26 DE JANEIRO DE 2019
J.J.CAMARGO
NÃO MORRER ANTES DE MORRER
Exceto naqueles momentos de grande introspecção em que consideramos que uma pausa no mundo é a melhor terapia, a solidão e seus silêncios simbolizam o isolamento involuntário, e amargura e ressentimento as suas crias obrigatórias.
Quando um jovem se confessa destruído por uma separação inesperada, e se imagina original no anúncio de que nunca mais amará ninguém, mesmo com as infinitas possibilidades de conquista, penso sempre em viuvez na velhice, quando não há mais ânimo, tempo, saúde ou charme para recomeçar o itinerário da sedução.
Só então se percebe que a nossa vida está presa por amarras muito frágeis. E, de tanto ouvir os idosos se lamentarem, entendi o quanto é verdadeira a sua súplica: "E Deus me ajude que eu morra antes da minha velhinha". A crescente e festejada longevidade tem produzido esses pares avulsos, em que um tem ao outro e a ninguém mais. Comove a percepção de que não importa quantos filhos tenham tido, quem se aventurar a viver demais descobrirá a altura do muro da autonomia, construído pelos tijolos da indiferença, e todos com vidas próprias terão suas justificativas sinceras, porque afinal nem todo dia é Natal.
Chega-se, então, ao ponto de buscar um lar onde os velhos descartados possam compartilhar suas mágoas e multiplicá-las com a repetição de suas histórias de abandono.
Atul Gawande, um cirurgião indiano que sempre viveu em New York e acompanhou com proximidade e afeto a dolorosa despedida do pai, narra no seu maravilhoso livro Os Mortais a saga dessa população, cada vez mais numerosa e exigente.
A proliferação dessas casas de repouso e a inevitável competição entre elas têm impulsionado a criação de modelos de convívio mais digno, evitando que se transformem em depósito de moribundos à espera da libertação. Replicar o ambiente doméstico com a instalação de uma coisa simples, como uma cozinha independente, já é capaz de restaurar o interesse pelo cuidado do seu próprio cantinho, e com isso dar algum sentido ao despertar pela manhã.
Outros diretores tiveram a ideia de levar alguns animais, cujos cuidados serviriam para mantê-los ocupados. Foi assim que pássaros, cães e gatos passaram a ter função numa grande clínica com dezenas de unidades espalhadas pelos EUA.
Um velhinho identificado como Mister L perdeu a esposa depois de 65 anos de casamento. A depressão que se seguiu era previsível, mas todos ficaram muito preocupados depois de um acidente bizarro em que ele desceu um barranco com a camionete. A polícia sugeriu a possibilidade de tentativa de suicídio, e a família, impossibilitada de vigiá-lo o tempo todo, decidiu interná-lo em um desses lares modernos. Os primeiros dias foram terríveis, porque ele não aceitava comida, nem banho, nem sair da cama.

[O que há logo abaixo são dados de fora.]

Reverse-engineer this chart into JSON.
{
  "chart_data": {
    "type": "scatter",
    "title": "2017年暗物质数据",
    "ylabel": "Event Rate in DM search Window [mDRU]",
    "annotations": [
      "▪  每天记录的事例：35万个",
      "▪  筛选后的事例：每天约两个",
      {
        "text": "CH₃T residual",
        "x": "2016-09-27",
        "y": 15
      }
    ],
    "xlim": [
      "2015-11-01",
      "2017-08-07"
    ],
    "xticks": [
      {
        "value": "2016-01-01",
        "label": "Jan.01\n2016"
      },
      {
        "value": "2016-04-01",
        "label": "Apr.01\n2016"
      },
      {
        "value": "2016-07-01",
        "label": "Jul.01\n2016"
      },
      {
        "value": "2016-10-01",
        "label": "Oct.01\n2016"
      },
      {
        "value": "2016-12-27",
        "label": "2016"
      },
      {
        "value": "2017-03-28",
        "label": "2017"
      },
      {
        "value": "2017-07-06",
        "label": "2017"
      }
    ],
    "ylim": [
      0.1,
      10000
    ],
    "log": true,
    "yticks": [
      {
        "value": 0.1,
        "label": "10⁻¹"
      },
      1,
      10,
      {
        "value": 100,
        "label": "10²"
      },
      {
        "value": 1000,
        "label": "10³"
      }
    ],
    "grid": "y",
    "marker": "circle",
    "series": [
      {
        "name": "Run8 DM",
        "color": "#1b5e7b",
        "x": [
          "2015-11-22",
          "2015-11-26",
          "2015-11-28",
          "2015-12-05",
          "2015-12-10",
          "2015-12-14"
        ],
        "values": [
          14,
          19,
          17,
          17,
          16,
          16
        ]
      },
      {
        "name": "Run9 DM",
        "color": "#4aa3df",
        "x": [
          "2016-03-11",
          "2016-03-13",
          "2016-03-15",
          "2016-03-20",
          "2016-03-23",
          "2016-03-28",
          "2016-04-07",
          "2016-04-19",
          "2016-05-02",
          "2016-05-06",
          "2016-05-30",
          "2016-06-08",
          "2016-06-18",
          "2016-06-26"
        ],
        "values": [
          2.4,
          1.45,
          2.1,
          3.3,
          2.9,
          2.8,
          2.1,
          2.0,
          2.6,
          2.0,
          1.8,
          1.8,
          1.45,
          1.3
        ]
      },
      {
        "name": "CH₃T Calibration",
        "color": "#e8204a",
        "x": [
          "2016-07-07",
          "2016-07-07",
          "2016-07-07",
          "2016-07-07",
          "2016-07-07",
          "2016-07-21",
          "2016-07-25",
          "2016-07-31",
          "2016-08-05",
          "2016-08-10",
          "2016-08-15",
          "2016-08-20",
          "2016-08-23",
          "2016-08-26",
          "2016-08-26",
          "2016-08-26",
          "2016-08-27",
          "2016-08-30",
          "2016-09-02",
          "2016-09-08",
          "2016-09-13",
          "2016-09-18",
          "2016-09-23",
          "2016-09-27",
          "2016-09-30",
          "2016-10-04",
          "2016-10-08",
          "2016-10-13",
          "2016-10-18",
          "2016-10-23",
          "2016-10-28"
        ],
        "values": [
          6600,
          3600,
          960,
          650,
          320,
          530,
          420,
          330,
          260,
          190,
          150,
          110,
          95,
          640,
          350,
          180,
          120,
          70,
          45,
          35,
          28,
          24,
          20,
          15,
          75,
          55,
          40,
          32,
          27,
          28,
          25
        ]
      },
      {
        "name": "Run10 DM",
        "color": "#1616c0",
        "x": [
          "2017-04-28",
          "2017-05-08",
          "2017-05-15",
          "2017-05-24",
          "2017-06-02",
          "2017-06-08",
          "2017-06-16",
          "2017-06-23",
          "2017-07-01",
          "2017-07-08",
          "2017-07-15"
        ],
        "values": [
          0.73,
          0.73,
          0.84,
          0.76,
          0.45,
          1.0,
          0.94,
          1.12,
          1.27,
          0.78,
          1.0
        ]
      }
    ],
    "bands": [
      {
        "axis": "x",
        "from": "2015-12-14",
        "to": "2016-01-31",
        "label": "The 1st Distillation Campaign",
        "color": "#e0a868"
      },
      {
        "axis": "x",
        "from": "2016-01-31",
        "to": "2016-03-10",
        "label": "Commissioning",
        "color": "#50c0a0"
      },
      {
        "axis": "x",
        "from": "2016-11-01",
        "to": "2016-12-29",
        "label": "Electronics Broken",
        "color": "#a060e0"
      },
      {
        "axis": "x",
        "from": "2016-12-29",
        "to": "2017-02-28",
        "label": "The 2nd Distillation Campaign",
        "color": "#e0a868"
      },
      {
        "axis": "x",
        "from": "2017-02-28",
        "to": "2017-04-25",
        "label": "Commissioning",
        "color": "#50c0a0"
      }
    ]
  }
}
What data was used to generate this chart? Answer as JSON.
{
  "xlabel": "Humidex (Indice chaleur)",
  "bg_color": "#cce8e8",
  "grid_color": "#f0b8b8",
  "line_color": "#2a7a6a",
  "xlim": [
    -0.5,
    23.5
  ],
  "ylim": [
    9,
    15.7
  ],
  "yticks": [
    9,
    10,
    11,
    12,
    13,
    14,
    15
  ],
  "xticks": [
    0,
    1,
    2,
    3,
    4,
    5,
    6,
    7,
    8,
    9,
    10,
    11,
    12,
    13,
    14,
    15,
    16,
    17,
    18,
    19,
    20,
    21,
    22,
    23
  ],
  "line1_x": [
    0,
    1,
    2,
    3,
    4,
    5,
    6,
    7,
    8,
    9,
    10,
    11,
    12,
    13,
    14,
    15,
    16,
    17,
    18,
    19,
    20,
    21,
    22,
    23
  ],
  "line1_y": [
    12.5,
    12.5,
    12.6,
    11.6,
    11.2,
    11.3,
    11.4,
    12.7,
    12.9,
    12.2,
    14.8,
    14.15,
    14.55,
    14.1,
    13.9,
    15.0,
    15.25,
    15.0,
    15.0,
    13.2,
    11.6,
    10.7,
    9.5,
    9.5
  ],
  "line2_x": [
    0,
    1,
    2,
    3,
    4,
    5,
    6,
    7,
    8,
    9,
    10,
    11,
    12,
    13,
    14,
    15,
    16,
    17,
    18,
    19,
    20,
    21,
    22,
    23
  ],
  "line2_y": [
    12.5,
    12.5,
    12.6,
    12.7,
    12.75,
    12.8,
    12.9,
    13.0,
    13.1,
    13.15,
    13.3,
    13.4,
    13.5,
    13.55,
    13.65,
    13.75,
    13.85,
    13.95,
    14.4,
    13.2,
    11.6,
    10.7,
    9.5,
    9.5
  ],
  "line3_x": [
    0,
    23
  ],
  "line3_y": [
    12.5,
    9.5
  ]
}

Parecia determinado a acelerar a chegada da morte. Então decidiram colocar uma gaiola com dois periquitos na mesinha de cabeceira. No dia seguinte, ele, que se mantivera virado para a parede durante uma semana, mudou de decúbito para ficar de frente para os passarinhos. Depois, passou a comentar com a enfermagem as peripécias dos animaizinhos e, na semana seguinte, quando já se sentara para comer, comentou que os pobres cães não podiam ficar encerrados em casa, e passear com eles no quintal era uma coisa que ele poderia fazer para ajudar.
Dois meses depois, estava apto a voltar para casa. A ideia da morte tinha sido transferida. Alguém lhe devolvera a única coisa realmente indispensável à sobrevivência de um solitário: a utilidade.